The book is full of real analytics examples. For instance, baseball teams use analytics to manage their team composition. You don’t need to have the best players, you need to hire good player with a cheap salary in order to maximize your profit.
The book gives you ideas on how you can use analytics in the different fields of a company : financial, manufacturing, R&D, Human resources, CRM and suppliers. I know how to do analytics and data mining, but how to apply it to business processes is more tricky. At the end, nobody cares about the validity of yours models if they don’t earn any dollar. This book is about that, showing why and how you could make more money using analytics.
Last book I read was Collective Intelligence in Action from Satman Alag (ed. Manning). It covers data mining from a web 2.0 related view. Data is generated by users in many form (ratings, tags, blogs, web pages, …). Such data are not well defined. An user can create a new tag like gloupy without giving you the meaning. There is also some text mining issues. How to understand the meaning of a sentences?
The book is divided in three parts. First (half of the book) describe data and more especially how to get them (web crawling, blog trackers). The second part is about exploiting the data, i.e. data mining (clustering and prediction). There is also a chapter on converting text into tokens. The last part is on examples of applications. Making an intelligent search engine or a recommendation engine (with an interesting discussion on Amazon, Google News and Netflix solutions).
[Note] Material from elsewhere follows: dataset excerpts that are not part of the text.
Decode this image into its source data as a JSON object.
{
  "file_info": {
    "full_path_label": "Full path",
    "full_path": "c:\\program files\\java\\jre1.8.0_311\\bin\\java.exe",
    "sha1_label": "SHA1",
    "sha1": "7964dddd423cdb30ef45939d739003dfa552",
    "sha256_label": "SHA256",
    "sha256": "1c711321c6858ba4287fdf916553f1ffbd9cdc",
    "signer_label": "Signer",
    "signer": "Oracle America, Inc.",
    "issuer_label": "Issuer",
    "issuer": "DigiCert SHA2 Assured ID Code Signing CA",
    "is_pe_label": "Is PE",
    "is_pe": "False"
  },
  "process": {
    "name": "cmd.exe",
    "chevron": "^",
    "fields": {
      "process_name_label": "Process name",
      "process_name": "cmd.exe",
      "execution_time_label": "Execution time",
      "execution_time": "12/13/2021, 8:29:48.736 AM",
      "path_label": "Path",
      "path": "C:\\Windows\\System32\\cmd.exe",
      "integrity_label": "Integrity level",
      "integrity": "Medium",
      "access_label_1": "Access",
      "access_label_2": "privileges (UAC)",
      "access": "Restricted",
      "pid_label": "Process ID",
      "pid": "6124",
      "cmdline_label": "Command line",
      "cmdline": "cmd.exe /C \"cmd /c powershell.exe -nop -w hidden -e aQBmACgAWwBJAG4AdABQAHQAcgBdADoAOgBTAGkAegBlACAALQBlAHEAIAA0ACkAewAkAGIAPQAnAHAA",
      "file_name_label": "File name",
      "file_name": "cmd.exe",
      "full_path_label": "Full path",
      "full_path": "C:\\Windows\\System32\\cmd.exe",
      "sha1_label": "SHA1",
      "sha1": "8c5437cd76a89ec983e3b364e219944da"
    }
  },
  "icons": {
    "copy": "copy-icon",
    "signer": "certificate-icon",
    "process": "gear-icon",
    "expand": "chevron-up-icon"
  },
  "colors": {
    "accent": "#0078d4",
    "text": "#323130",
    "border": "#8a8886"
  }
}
Being based on Java code, it relies upon some libraries like Nutch for web crawling, Lucene for text handling and Weka for the data mining. I think there is too much java code in the book. Indeed, it’s boring an you skip easily some pages. For instance, the book use kmeans with self made code, Weka code and JDM (an data mining java api) code. It seems quite useless to see three times the same thing.
Nevertheless, I have found this book very interesting and a very good introduction to web mining, an area where I have little knowledge of.